By 1873, the record of place names compiled by the Ordnance Survey shows
Ulgary to be "ruins". Later census returns show that the only human inhabitants
were solitary shepherds; and then only until the turn of the twentieth
century, when even the sheep were cleared from the hill, to make way for
deer.
But even as these thoughts floated across my mind, I also recalled that
the little river which started at my feet and tumbled down the hill to
Ulgary had flowed long before the township was established, let alone
abandoned. For the little river began in the last Ice Age. The occupation
of the MacDonalds along its course had merely been an intermission in
its long history. For a short millennium it was they who watched it emerge
from its headwaters near MacDonald of Glenaladale's land and cascade westwards
down the glen through Ulgary. From there, they could witness it passing
the township of Assary before turning the corner southwards to sweep beneath
Inchrory, undulating and meandering across the broad U-valley floor before
pausing to rest five miles later in the reedy lochan. Here, at the house
of the bailiff to the MacDonald of Lochshiel it slowly swirled and sank.
But, finding itself eventually on the far side and, sensing the sea, would
awake and rush for the exit. From here it bubbled and burbled its way
through John MacDonald of Moidart's lands with renewed energy, born again
as a youngster, dancing off rocks and sweeping past his house down to
the incoming tide where it would vanish into the vast Atlantic near Clanranald
MacDonald's castle.
The course of the river was evocative of the MacDonalds themselves, for
many over the centuries had done the very same journey, to the Atlantic's
edge and beyond.
There were salmon in the Sea Pool of the river from the end of June onwards.
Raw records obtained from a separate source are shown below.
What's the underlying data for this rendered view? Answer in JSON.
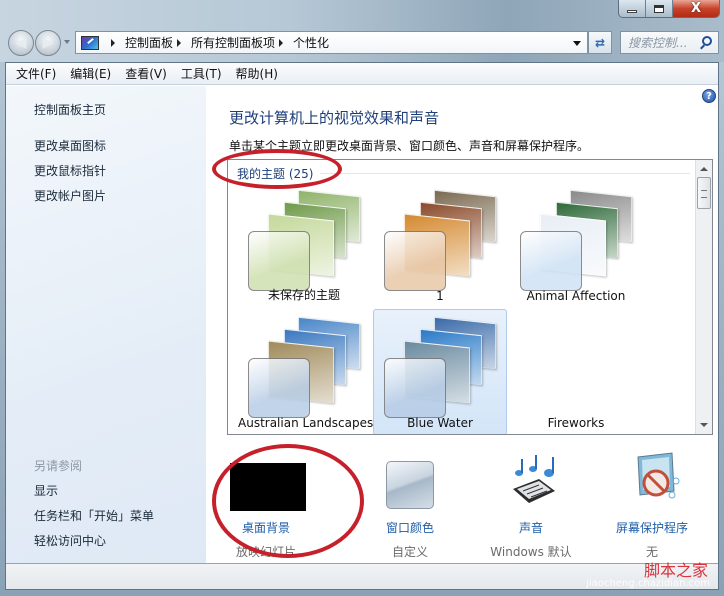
{
  "window": {
    "minimize_icon": "minimize-icon",
    "maximize_icon": "maximize-icon",
    "close_label": "X"
  },
  "navigation": {
    "back_icon": "back-arrow-icon",
    "forward_icon": "forward-arrow-icon",
    "breadcrumb": [
      "控制面板",
      "所有控制面板项",
      "个性化"
    ],
    "refresh_icon": "refresh-icon",
    "search_placeholder": "搜索控制..."
  },
  "menubar": {
    "items": [
      "文件(F)",
      "编辑(E)",
      "查看(V)",
      "工具(T)",
      "帮助(H)"
    ]
  },
  "sidebar": {
    "home_link": "控制面板主页",
    "links": [
      "更改桌面图标",
      "更改鼠标指针",
      "更改帐户图片"
    ],
    "see_also_heading": "另请参阅",
    "see_also_links": [
      "显示",
      "任务栏和「开始」菜单",
      "轻松访问中心"
    ]
  },
  "main": {
    "help_label": "?",
    "title": "更改计算机上的视觉效果和声音",
    "description": "单击某个主题立即更改桌面背景、窗口颜色、声音和屏幕保护程序。",
    "group_header": "我的主题 (25)",
    "themes": [
      {
        "label": "未保存的主题",
        "swatch": "#cfe0b0",
        "colors": [
          "#8fb36a",
          "#6f9a4a",
          "#c4d89a"
        ],
        "selected": false
      },
      {
        "label": "1",
        "swatch": "#e8c8a8",
        "colors": [
          "#7a6a50",
          "#8a4a2a",
          "#d48a30"
        ],
        "selected": false
      },
      {
        "label": "Animal Affection",
        "swatch": "#cfe2f5",
        "colors": [
          "#8a8a8a",
          "#2f6a3a",
          "#e8eef5"
        ],
        "selected": false
      },
      {
        "label": "Australian Landscapes",
        "swatch": "#b7cde6",
        "colors": [
          "#4a86c8",
          "#3a78c0",
          "#a08a5a"
        ],
        "selected": false
      },
      {
        "label": "Blue Water",
        "swatch": "#b7cde6",
        "colors": [
          "#3a6aa8",
          "#2a7ac8",
          "#6a8aa0"
        ],
        "selected": true
      },
      {
        "label": "Fireworks",
        "swatch": null,
        "colors": [],
        "selected": false
      }
    ],
    "settings": [
      {
        "label": "桌面背景",
        "value": "放映幻灯片",
        "icon": "desktop-background-icon"
      },
      {
        "label": "窗口颜色",
        "value": "自定义",
        "icon": "window-color-icon"
      },
      {
        "label": "声音",
        "value": "Windows 默认",
        "icon": "sound-icon"
      },
      {
        "label": "屏幕保护程序",
        "value": "无",
        "icon": "screensaver-icon"
      }
    ]
  },
  "watermark": {
    "text": "脚本之家",
    "sub": "jiaocheng.chazidian.com"
  }
}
There were salmon in the bailiff's lochan shortly afterwards. In late
summer, there were salmon in the quiet meandering stretches past Inchrory
and Assary all the way up to Ulgary. The fish were all intent on the same
goal; to pair up and then to spawn. Their nuptial destination was the
headwaters of the river and the little tributaries. Here they would mate
and dance during the winter months, just as they had always done, when
the MacDonalds were there.
On that summer afternoon, as I stood looking westwards over the lazybeds
running down the glen, I could imagine at that very moment, the salmon
in the river. I could see them in my mind's eye swimming against the invigorating
spate of fresh water which had come off the hill two days earlier, making
their way into the lochan and the long flat stretches above. And as I
stood there, I imagined them later as evening drew in, long after I had
gone home off the hill. Now the sun would dipping below the Ardnamurchan
skyline. It would be nearly midnight in the gloaming.
Here only the salmon can see the shadows dance. And in the shadows the
door of one of the houses is half open. Inside, flickering beyond the
smoke, a face can be seen amongst a sea of faces. It is singing a Gaelic
song. Of long ago and departed families, of those who went down to the
Atlantic for a new life in Prince Edward Island or in Victoria. And how
the next wave of MacDonalds is about to follow.
In Canada and Australia today, it is their children and their children's
children who sing the same Gaelic songs heard by the salmon. High in the
glen on this warm summer night, the MacDonald soul has never left.